Das Deutsche System, im Solde der Georg Soros Mafia und seinen Zirkeln, wie TI, HRW, oder gar dem ICG, wo auch Joschka Fischer, Ute Zapf, Friedbert Pflüger, Martti Ahtisaari und noch so einige Geistig Behinderte Nachplabberer der Steinmeier Truppe Mitglied sind.

„European Council on Foreign Relations“ und Georg Soros

Das Open Society Institute (OSI), Human Rights Watch, die Soros Foundation, Extractive Industries Transparency Institute sind alle geheimdienstliche Einrichtungen britischen Stils unter der Oberaufsicht von Soros. 2002 gab Soros an, in 5 Jahren persönlich über 2,1 Mrd. $ für seine philanthropischen Unternehmungen ausgegeben zu haben. Über seine Organisationen schrieb er: »Sie arbeiten mit der Regierung zusammen, wenn sie es können, und unabhängig von der Regierung, wenn sie es nicht können, manchmal stehen sie in offener Opposition. Wenn Stiftungen mit der Regierung zusammenarbeiten können, sind sie wirksamer; wenn sie es nicht können, ist ihre Arbeit dringender und anerkannter, weil sie eine alternative Finanzierungsquelle für die Zivilgesellschaft bieten. Eine allgemeine Regel lautet, je schlechter die Regierung, desto besser die Stiftung, weil sie den Einsatz und die Unterstützung der Zivilgesellschaft genießt.« [Anmerk. politonline: Hinsichtlich des letzteren Punkts dürfte Soros einem groben Irrtum unterliegen, da über die Stiftungen und deren Einflußnahme resp. Einmischungen inzwischen viel zu viel Negatives offenliegt, als daß hier, abgesehen von den in jeder Regierung zahlreich vertretenen Politikmarionetten, von Seite des Bürgers noch eine Unterstützung zu erwarten wäre….]

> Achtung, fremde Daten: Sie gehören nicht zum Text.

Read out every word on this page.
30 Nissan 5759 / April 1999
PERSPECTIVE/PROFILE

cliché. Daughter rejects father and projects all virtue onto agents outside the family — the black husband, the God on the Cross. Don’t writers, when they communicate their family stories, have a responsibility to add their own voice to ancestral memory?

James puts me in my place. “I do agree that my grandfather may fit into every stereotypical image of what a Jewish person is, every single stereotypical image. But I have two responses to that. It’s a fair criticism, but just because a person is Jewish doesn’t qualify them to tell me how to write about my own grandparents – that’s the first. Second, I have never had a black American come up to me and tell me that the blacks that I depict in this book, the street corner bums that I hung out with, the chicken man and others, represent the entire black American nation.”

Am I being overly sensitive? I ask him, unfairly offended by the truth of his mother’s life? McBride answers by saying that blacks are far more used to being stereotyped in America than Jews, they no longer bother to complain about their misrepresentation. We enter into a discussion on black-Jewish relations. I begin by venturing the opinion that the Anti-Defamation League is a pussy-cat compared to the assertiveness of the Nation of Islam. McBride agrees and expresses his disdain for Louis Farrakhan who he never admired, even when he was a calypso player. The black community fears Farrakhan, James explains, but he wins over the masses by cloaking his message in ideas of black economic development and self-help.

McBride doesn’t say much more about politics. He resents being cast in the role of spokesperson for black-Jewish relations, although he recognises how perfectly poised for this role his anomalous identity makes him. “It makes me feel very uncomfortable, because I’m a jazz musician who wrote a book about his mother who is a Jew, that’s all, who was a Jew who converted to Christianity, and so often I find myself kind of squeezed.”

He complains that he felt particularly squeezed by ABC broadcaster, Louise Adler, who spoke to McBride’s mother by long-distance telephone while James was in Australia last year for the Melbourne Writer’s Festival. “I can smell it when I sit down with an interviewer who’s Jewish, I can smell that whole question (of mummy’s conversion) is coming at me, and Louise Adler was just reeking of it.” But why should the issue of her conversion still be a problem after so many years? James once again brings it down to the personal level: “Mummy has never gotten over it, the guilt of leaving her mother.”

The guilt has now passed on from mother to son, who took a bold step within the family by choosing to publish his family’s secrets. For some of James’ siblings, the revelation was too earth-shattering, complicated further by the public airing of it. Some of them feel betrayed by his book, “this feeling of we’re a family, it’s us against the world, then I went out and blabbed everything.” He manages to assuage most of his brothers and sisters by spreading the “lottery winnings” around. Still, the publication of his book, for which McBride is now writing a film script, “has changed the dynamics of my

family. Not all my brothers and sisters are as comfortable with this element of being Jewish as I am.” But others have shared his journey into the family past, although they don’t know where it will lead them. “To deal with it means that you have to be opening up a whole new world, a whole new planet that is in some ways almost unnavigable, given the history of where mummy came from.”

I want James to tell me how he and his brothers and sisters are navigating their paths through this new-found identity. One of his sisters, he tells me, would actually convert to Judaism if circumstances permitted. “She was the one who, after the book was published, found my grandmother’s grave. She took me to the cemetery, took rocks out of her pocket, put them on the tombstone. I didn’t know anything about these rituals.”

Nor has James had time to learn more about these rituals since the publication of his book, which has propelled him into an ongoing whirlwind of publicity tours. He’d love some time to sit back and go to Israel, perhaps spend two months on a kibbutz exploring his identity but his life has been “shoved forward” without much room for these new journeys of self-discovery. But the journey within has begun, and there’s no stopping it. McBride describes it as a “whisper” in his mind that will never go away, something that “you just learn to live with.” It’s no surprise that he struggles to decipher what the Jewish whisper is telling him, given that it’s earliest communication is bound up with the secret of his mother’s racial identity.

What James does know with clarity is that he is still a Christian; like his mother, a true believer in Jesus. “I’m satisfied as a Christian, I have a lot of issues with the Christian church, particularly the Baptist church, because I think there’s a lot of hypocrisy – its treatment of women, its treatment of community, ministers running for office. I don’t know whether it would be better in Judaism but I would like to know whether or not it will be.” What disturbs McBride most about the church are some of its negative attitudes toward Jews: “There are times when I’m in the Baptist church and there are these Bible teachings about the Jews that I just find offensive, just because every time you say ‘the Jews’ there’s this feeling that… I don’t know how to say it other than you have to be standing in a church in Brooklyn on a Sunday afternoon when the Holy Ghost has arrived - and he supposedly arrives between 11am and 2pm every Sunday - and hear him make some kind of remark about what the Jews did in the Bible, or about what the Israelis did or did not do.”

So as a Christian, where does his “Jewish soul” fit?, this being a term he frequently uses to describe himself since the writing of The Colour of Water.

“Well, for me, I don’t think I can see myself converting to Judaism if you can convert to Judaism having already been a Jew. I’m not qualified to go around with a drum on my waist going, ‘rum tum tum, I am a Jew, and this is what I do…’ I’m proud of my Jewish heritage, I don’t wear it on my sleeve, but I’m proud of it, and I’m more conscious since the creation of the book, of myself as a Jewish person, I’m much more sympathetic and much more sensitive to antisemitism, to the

Im gleichen Jahr gründeten George Soros und der Liberalimperialist Tony Blair das Extractive Industries Transparency Institute (EITI), um einen internationalen Standard zu schaffen, nach dem öl-, gas und mineralienreiche Nationen Einkünfte von Staatsunternehmen offenlegen müssen. EITI übt Druck auf die Regierung aus, einen Standard für Einnahmeberichte einzurichten, der es ihm erlaubt, Einblick in die Einnahmen von Staatsunternehmen in strategischen Industriebereichen zu nehmen. Was auch nur ansatzweise nach Verhalten einer geschlossenen Gesellschaft aussieht, wird vor das Tribunal bezahlter Demonstranten gebracht, oder UNO, Weltbank, IWF, WTO, usw., können zur Verhängung von Sanktionen angerufen werden, wenn dieses Verhalten imperiale Interessen ernsthaft bedroht. Der Prozeß, eine souveräne Nation einem festen internationalen Verhaltensstandard zu unterwerfen, nennt sich Transparenz……..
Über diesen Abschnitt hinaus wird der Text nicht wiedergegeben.